Economics

Enterprise Investment Scheme

Published Apr 28, 2024

Definition of Enterprise Investment Scheme

The Enterprise Investment Scheme (EIS) is a government initiative designed to encourage investment in smaller, higher-risk trading companies by offering tax reliefs to individual investors who buy new shares in those companies. It aims to help these smaller companies raise funds by offering incentives to investors that can mitigate the investment risk. Through EIS, investors can gain significant tax advantages, including income tax relief, capital gains tax relief, and loss relief, making it an attractive option for those looking to invest in the growth of early-stage businesses.

Example

Imagine a startup tech company specializing in renewable energy solutions that is seeking capital to expand its operations. By qualifying for the EIS, the company can appeal to potential investors, highlighting the tax reliefs they could benefit from. An investor decides to purchase £10,000 worth of shares in this company through the EIS. They can claim back 30% of the cost of their investment as income tax relief, reducing their income tax bill by £3,000 in the year they make the investment. Additionally, if the company grows and the shares increase in value, the investor can potentially sell their shares without being liable for capital gains tax on the profits, provided certain conditions are met.

Why the Enterprise Investment Scheme Matters

EIS plays a crucial role in supporting economic growth and innovation by facilitating the flow of capital to small and medium-sized enterprises (SMEs) that may otherwise struggle to access financing through traditional channels. By offering tax incentives, the scheme encourages investments into sectors and companies that are crucial for the future economy but are perceived as too risky by some investors. This not only aids in job creation and technological advancement but also diversifies investment portfolios and fosters an entrepreneurial ecosystem where innovative ideas can flourish.

Frequently Asked Questions (FAQ)

What are the criteria for a company to qualify for the Enterprise Investment Scheme?

To qualify for EIS, a company must meet several conditions: it must be a trading company based in the UK, have gross assets of no more than £15 million before the investment, and employ fewer than 250 people at the time of the investment. It must also carry out an approved trade, meaning most financial and investment activities are excluded. The company must not be listed on a recognized stock exchange at the time of the investment, and certain other conditions apply.

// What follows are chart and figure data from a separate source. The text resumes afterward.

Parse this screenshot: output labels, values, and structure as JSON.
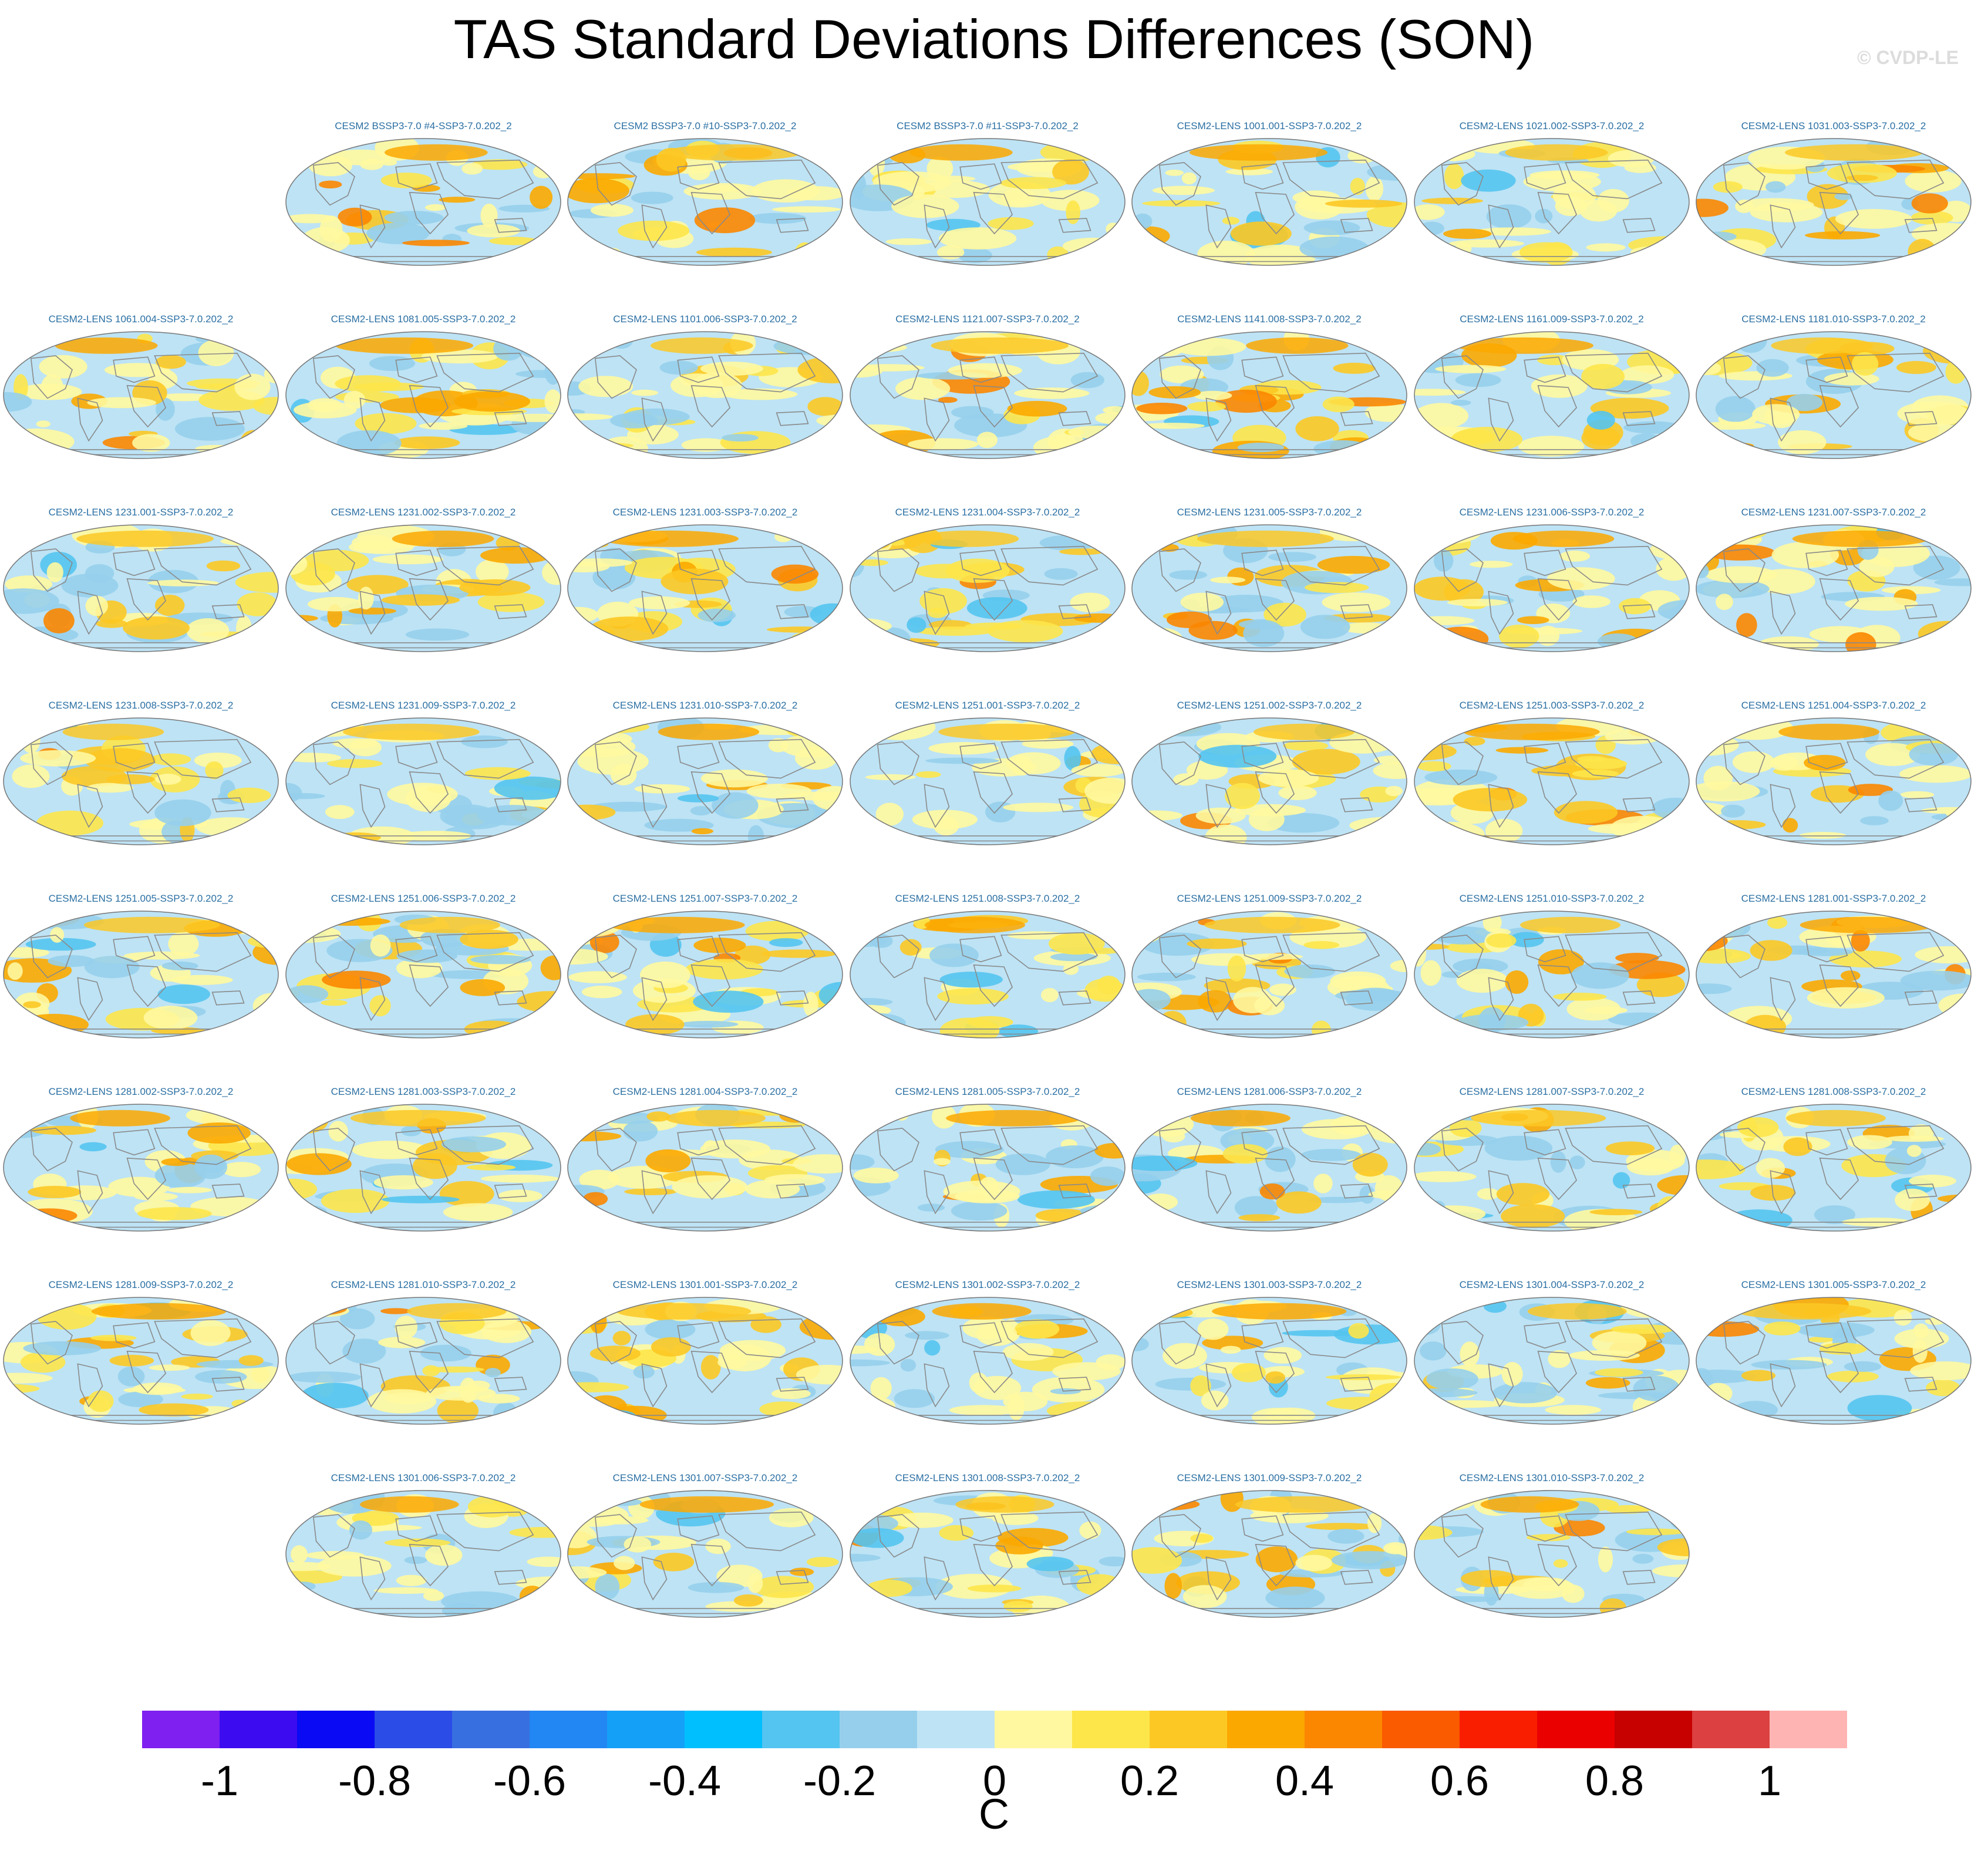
{
  "title": "TAS Standard Deviations Differences (SON)",
  "watermark": "© CVDP-LE",
  "chart_data": {
    "type": "heatmap",
    "title": "TAS Standard Deviations Differences (SON)",
    "projection": "global map (elliptical), repeated small multiples",
    "grid_layout": "8 rows x 7 columns (partial first and last rows)",
    "panels": [
      "CESM2 BSSP3-7.0 #4-SSP3-7.0.202_2",
      "CESM2 BSSP3-7.0 #10-SSP3-7.0.202_2",
      "CESM2 BSSP3-7.0 #11-SSP3-7.0.202_2",
      "CESM2-LENS 1001.001-SSP3-7.0.202_2",
      "CESM2-LENS 1021.002-SSP3-7.0.202_2",
      "CESM2-LENS 1031.003-SSP3-7.0.202_2",
      "CESM2-LENS 1061.004-SSP3-7.0.202_2",
      "CESM2-LENS 1081.005-SSP3-7.0.202_2",
      "CESM2-LENS 1101.006-SSP3-7.0.202_2",
      "CESM2-LENS 1121.007-SSP3-7.0.202_2",
      "CESM2-LENS 1141.008-SSP3-7.0.202_2",
      "CESM2-LENS 1161.009-SSP3-7.0.202_2",
      "CESM2-LENS 1181.010-SSP3-7.0.202_2",
      "CESM2-LENS 1231.001-SSP3-7.0.202_2",
      "CESM2-LENS 1231.002-SSP3-7.0.202_2",
      "CESM2-LENS 1231.003-SSP3-7.0.202_2",
      "CESM2-LENS 1231.004-SSP3-7.0.202_2",
      "CESM2-LENS 1231.005-SSP3-7.0.202_2",
      "CESM2-LENS 1231.006-SSP3-7.0.202_2",
      "CESM2-LENS 1231.007-SSP3-7.0.202_2",
      "CESM2-LENS 1231.008-SSP3-7.0.202_2",
      "CESM2-LENS 1231.009-SSP3-7.0.202_2",
      "CESM2-LENS 1231.010-SSP3-7.0.202_2",
      "CESM2-LENS 1251.001-SSP3-7.0.202_2",
      "CESM2-LENS 1251.002-SSP3-7.0.202_2",
      "CESM2-LENS 1251.003-SSP3-7.0.202_2",
      "CESM2-LENS 1251.004-SSP3-7.0.202_2",
      "CESM2-LENS 1251.005-SSP3-7.0.202_2",
      "CESM2-LENS 1251.006-SSP3-7.0.202_2",
      "CESM2-LENS 1251.007-SSP3-7.0.202_2",
      "CESM2-LENS 1251.008-SSP3-7.0.202_2",
      "CESM2-LENS 1251.009-SSP3-7.0.202_2",
      "CESM2-LENS 1251.010-SSP3-7.0.202_2",
      "CESM2-LENS 1281.001-SSP3-7.0.202_2",
      "CESM2-LENS 1281.002-SSP3-7.0.202_2",
      "CESM2-LENS 1281.003-SSP3-7.0.202_2",
      "CESM2-LENS 1281.004-SSP3-7.0.202_2",
      "CESM2-LENS 1281.005-SSP3-7.0.202_2",
      "CESM2-LENS 1281.006-SSP3-7.0.202_2",
      "CESM2-LENS 1281.007-SSP3-7.0.202_2",
      "CESM2-LENS 1281.008-SSP3-7.0.202_2",
      "CESM2-LENS 1281.009-SSP3-7.0.202_2",
      "CESM2-LENS 1281.010-SSP3-7.0.202_2",
      "CESM2-LENS 1301.001-SSP3-7.0.202_2",
      "CESM2-LENS 1301.002-SSP3-7.0.202_2",
      "CESM2-LENS 1301.003-SSP3-7.0.202_2",
      "CESM2-LENS 1301.004-SSP3-7.0.202_2",
      "CESM2-LENS 1301.005-SSP3-7.0.202_2",
      "CESM2-LENS 1301.006-SSP3-7.0.202_2",
      "CESM2-LENS 1301.007-SSP3-7.0.202_2",
      "CESM2-LENS 1301.008-SSP3-7.0.202_2",
      "CESM2-LENS 1301.009-SSP3-7.0.202_2",
      "CESM2-LENS 1301.010-SSP3-7.0.202_2"
    ],
    "colorbar": {
      "units": "C",
      "range": [
        -1.1,
        1.1
      ],
      "tick_values": [
        -1,
        -0.8,
        -0.6,
        -0.4,
        -0.2,
        0,
        0.2,
        0.4,
        0.6,
        0.8,
        1
      ],
      "tick_labels": [
        "-1",
        "-0.8",
        "-0.6",
        "-0.4",
        "-0.2",
        "0",
        "0.2",
        "0.4",
        "0.6",
        "0.8",
        "1"
      ],
      "colors": [
        "#7f1ff0",
        "#3d0bf0",
        "#0a0af5",
        "#2b4ce6",
        "#386fe0",
        "#2286f3",
        "#15a0f7",
        "#00bfff",
        "#54c4f0",
        "#96cfec",
        "#bde3f5",
        "#fff8a0",
        "#fde64a",
        "#fcc824",
        "#fba800",
        "#fb8600",
        "#fa5a00",
        "#fa1e00",
        "#eb0000",
        "#c70000",
        "#dc4040",
        "#ffb4b4"
      ]
    }
  }
}
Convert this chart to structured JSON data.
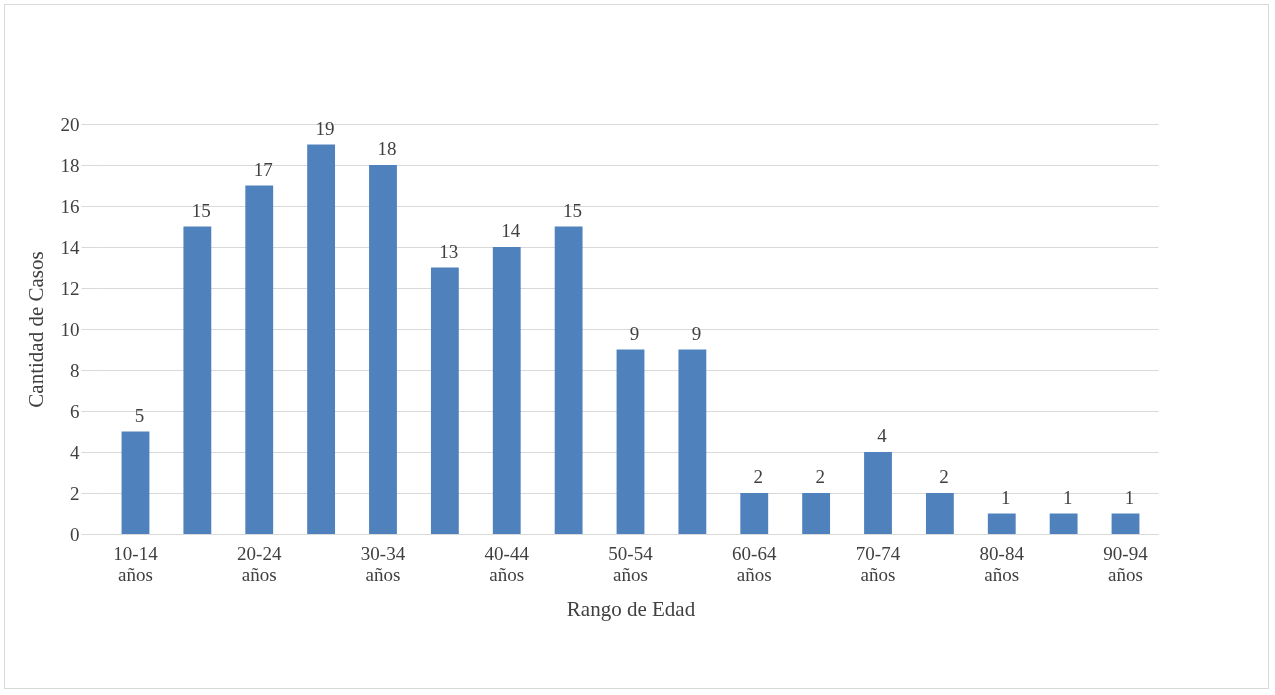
{
  "chart_data": {
    "type": "bar",
    "xlabel": "Rango de Edad",
    "ylabel": "Cantidad de Casos",
    "categories": [
      "10-14 años",
      null,
      "20-24 años",
      null,
      "30-34 años",
      null,
      "40-44 años",
      null,
      "50-54 años",
      null,
      "60-64 años",
      null,
      "70-74 años",
      null,
      "80-84 años",
      null,
      "90-94 años"
    ],
    "values": [
      5,
      15,
      17,
      19,
      18,
      13,
      14,
      15,
      9,
      9,
      2,
      2,
      4,
      2,
      1,
      1,
      1
    ],
    "color": "#4f81bd",
    "ylim": [
      0,
      20
    ],
    "yticks": [
      0,
      2,
      4,
      6,
      8,
      10,
      12,
      14,
      16,
      18,
      20
    ],
    "grid": "y",
    "data_labels": true
  }
}
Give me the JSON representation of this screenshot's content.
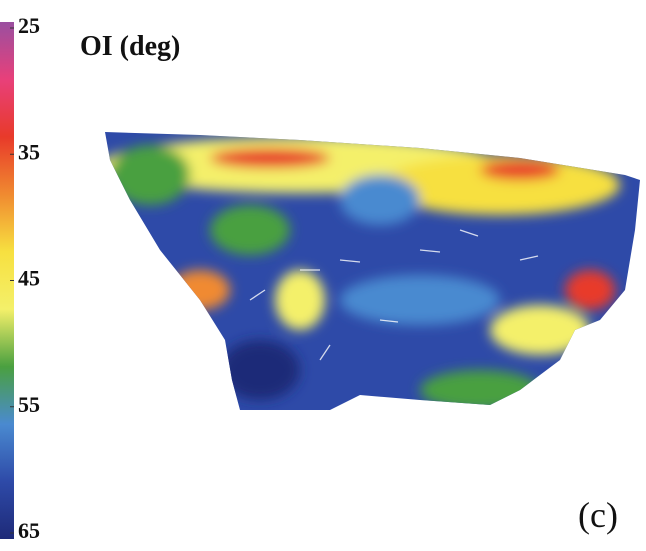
{
  "chart_data": {
    "type": "heatmap",
    "title": "OI (deg)",
    "panel_label": "(c)",
    "colorbar": {
      "lim": [
        25,
        65
      ],
      "ticks": [
        25,
        35,
        45,
        55,
        65
      ],
      "colors": [
        "#9a4fa0",
        "#e8407a",
        "#e83a2a",
        "#f08a30",
        "#f7e040",
        "#f4f06a",
        "#4aa040",
        "#4a8ad0",
        "#2e4aa8",
        "#1e2a78"
      ]
    }
  }
}
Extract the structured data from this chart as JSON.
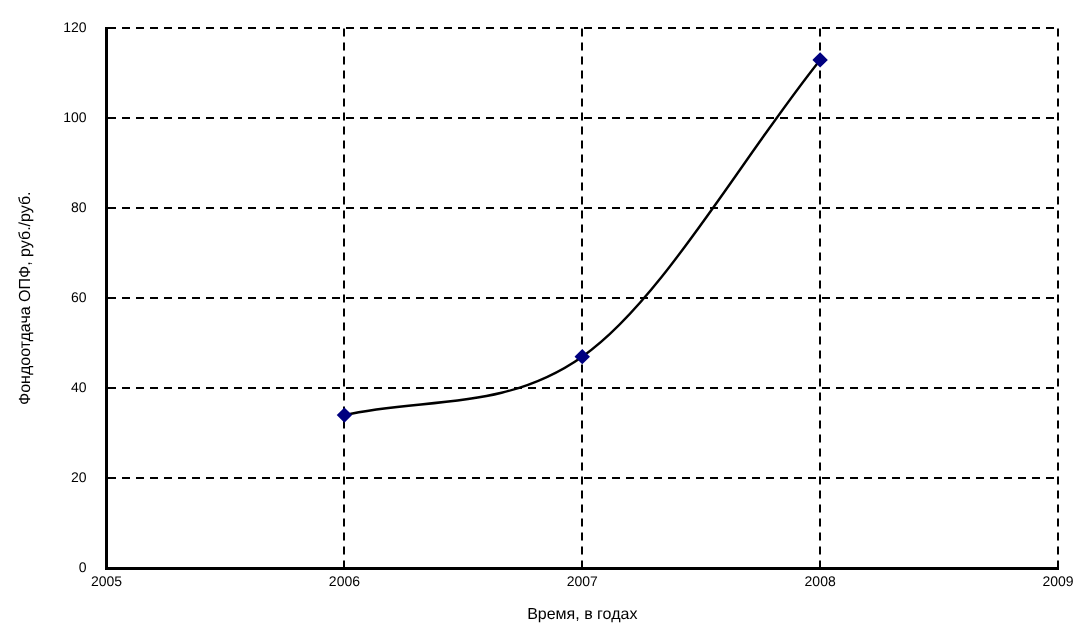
{
  "chart_data": {
    "type": "line",
    "xlabel": "Время, в годах",
    "ylabel": "Фондоотдача ОПФ, руб./руб.",
    "x": [
      2006,
      2007,
      2008
    ],
    "series": [
      {
        "color": "#000080",
        "values": [
          34,
          47,
          113
        ]
      }
    ],
    "xlim": [
      2005,
      2009
    ],
    "xticks": [
      2005,
      2006,
      2007,
      2008,
      2009
    ],
    "ylim": [
      0,
      120
    ],
    "yticks": [
      0,
      20,
      40,
      60,
      80,
      100,
      120
    ],
    "grid": true,
    "legend": false,
    "marker": "diamond",
    "line_style": "solid"
  }
}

What are the risks associated with investing via the Enterprise Investment Scheme?

Investing in startups and small businesses involves a high level of risk, including loss of investment, dilution, and liquidity. The value of your EIS investment may decrease, and there’s no guarantee that you will get back the amount you invested. Furthermore, the availability of tax relief depends on the company invested in maintaining its qualifying status for the duration of the investment.

Can you claim back losses made on an EIS investment against your taxable income?

Yes, if the EIS-eligible shares are sold at a loss, investors can elect to offset this loss (less any income tax relief received) against their income for the year of disposal or the previous year. This can mitigate the impact of the loss by reducing the investor’s income tax liability.

How is the EIS beneficial to the overall economy?

The EIS scheme promotes economic growth by supporting small and emerging businesses that can create jobs and develop new technologies. By facilitating investments in innovative and higher-risk sectors, EIS helps in the diversification of the economy and boosts future prosperity. Additionally, by encouraging investment in local companies, it helps keep financial resources within the national economy, fostering a self-sustaining ecosystem of growth and innovation.